Only 7 to 20 percent of Americans tell pollsters they want to totally ban abortion, but that loud minority has beaten the rest of us into submission with their fetus posters and their absolutism and their infiltration of American politics. They have landed us in the era of the “awfulization” of abortion, Pollitt writes, where even pro-choicers are “falling all over themselves” to use words like “thorny,” “vexed,” “complex,” and “difficult” instead of doing what they should be doing, which is saying out loud that abortion is a positive social good.
Why what in the world could be awful about dismembering a fetus or sticking a needle in a baby's heart. Of course, it's a social good. It gives women power and autonomy. And if a fetus has to die in the name of that autonomy, so what? It's only human life. No biggy.
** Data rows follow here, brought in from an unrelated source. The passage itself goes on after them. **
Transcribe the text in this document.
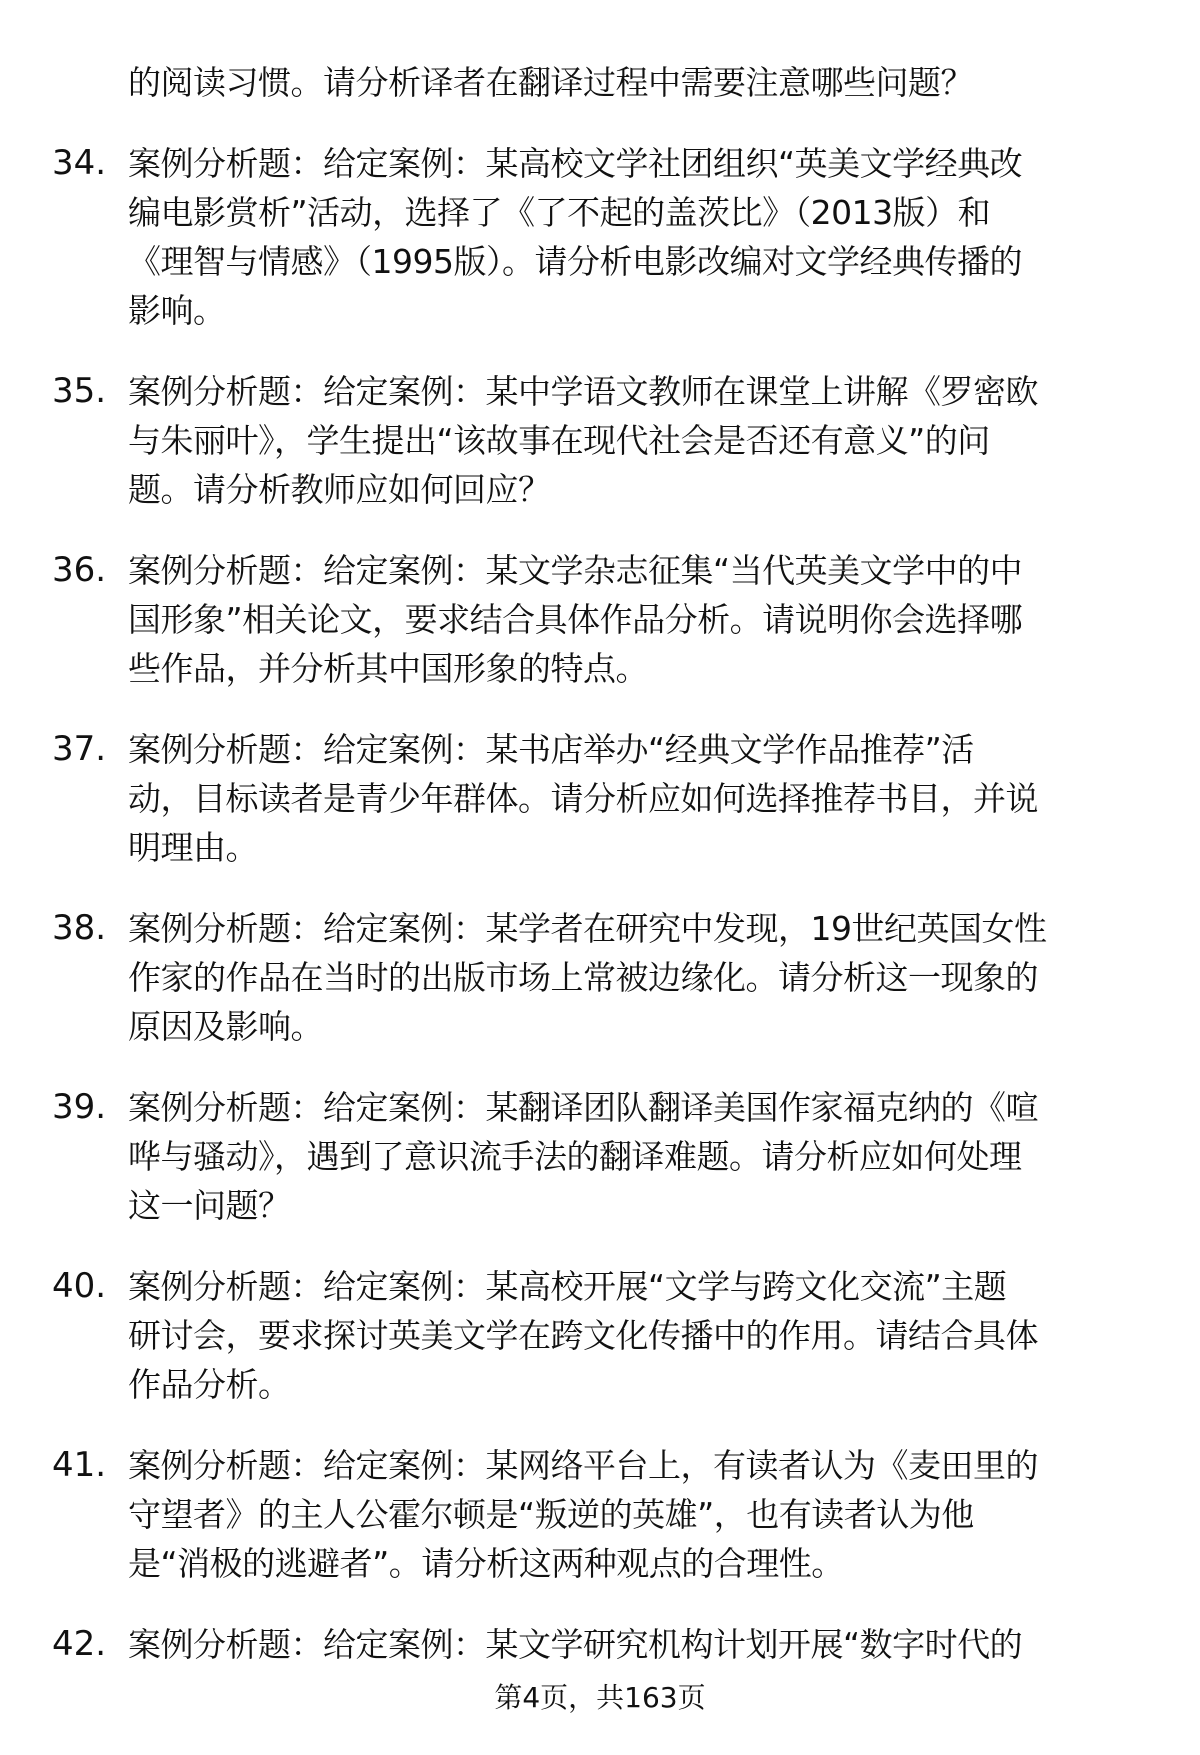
的阅读习惯。请分析译者在翻译过程中需要注意哪些问题？
34. 案例分析题：给定案例：某高校文学社团组织“英美文学经典改
编电影赏析”活动，选择了《了不起的盖茨比》（2013版）和
《理智与情感》（1995版）。请分析电影改编对文学经典传播的
影响。
35. 案例分析题：给定案例：某中学语文教师在课堂上讲解《罗密欧
与朱丽叶》，学生提出“该故事在现代社会是否还有意义”的问
题。请分析教师应如何回应？
36. 案例分析题：给定案例：某文学杂志征集“当代英美文学中的中
国形象”相关论文，要求结合具体作品分析。请说明你会选择哪
些作品，并分析其中国形象的特点。
37. 案例分析题：给定案例：某书店举办“经典文学作品推荐”活
动，目标读者是青少年群体。请分析应如何选择推荐书目，并说
明理由。
38. 案例分析题：给定案例：某学者在研究中发现，19世纪英国女性
作家的作品在当时的出版市场上常被边缘化。请分析这一现象的
原因及影响。
39. 案例分析题：给定案例：某翻译团队翻译美国作家福克纳的《喧
哗与骚动》，遇到了意识流手法的翻译难题。请分析应如何处理
这一问题？
40. 案例分析题：给定案例：某高校开展“文学与跨文化交流”主题
研讨会，要求探讨英美文学在跨文化传播中的作用。请结合具体
作品分析。
41. 案例分析题：给定案例：某网络平台上，有读者认为《麦田里的
守望者》的主人公霍尔顿是“叛逆的英雄”，也有读者认为他
是“消极的逃避者”。请分析这两种观点的合理性。
42. 案例分析题：给定案例：某文学研究机构计划开展“数字时代的
第4页，共163页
The fog of regret has meant no one is able to confidently defend or even cleanly describe what’s actually going on: Three in 10 American women have abortions by the time they hit menopause. They are not generally victims of rape or incest, or in any pitiable situation from which they need to be rescued. They are making a reasonable and even admirable decision that they can’t raise a child at the moment. Is that so hard to say? As Pollitt puts it, “This is not the right time for me” should be reason enough. And saying that aloud would help push back against the lingering notion that it’s unnatural for a woman to choose herself over others.
Yeah, it's just so unfair that choosing oneself and suppressing human life is viewed as unnatural. How on earth did we come to this? No logic what-so-ever!
Pollitt tests the logic of this position in many ways. She uses the simple principle advocated by U.K. feminist writer Caitlin Moran: “And are the men doing this, as well?” The answer there is, of course not. We would never expect a man to drop everything and accept a life of “dimmed hope” because of a single ejaculation.
Many men do live lives of "dimmed hope" because of a single ejaculation. It's called child support. Deadbeat dads are highly stigmatized in our culture.
Pollitt spends significant energy dissecting the pro-life side’s contradictions. This largely involves explaining how the concept of personhood, when applied to a fetus, makes very little sense. She cites one poll for example showing that 38 percent of people say abortion is as “bad as killing a person already born.” But in the same poll 84 percent say it’s fine to save the life of a mother. If you really think about it, this position is untenable. No one would say it was fine to kill a toddler if the mother needed its heart.
The reviewer compares supporting abortion to supporting the killing of a toddler to save the mother's life.
The analogy doesn't work of course.
In the first case, the mother's life is spared because the baby is going to die anyway. In the second example, the toddler's life is considered expedient.
I'm not saying I'm in favour of direct abortion. I'm saying that the reviewer's argument is flawed because the two situations are not morally equivalent.
Besides, poll questions about abortion when the mother's life is at stake are somewhat unfair, because the definition of abortion is not given. Some pro-lifers favour direct abortion, but many only allow indirect abortion, where the fetus' death is foreseen, but unwanted.
The pro-life position, she concludes, involves a reflexive moralism but doesn’t really reflect what people know to be true, which is that the fetus and the mother have a complicated relationship, unlike any other.
I admit that the fetus and the mother have a complicated relationship.
But it's a person-to-person relationship that must involve the respect of human rights of each person. It must also involve the obligations that a mother has towards her child.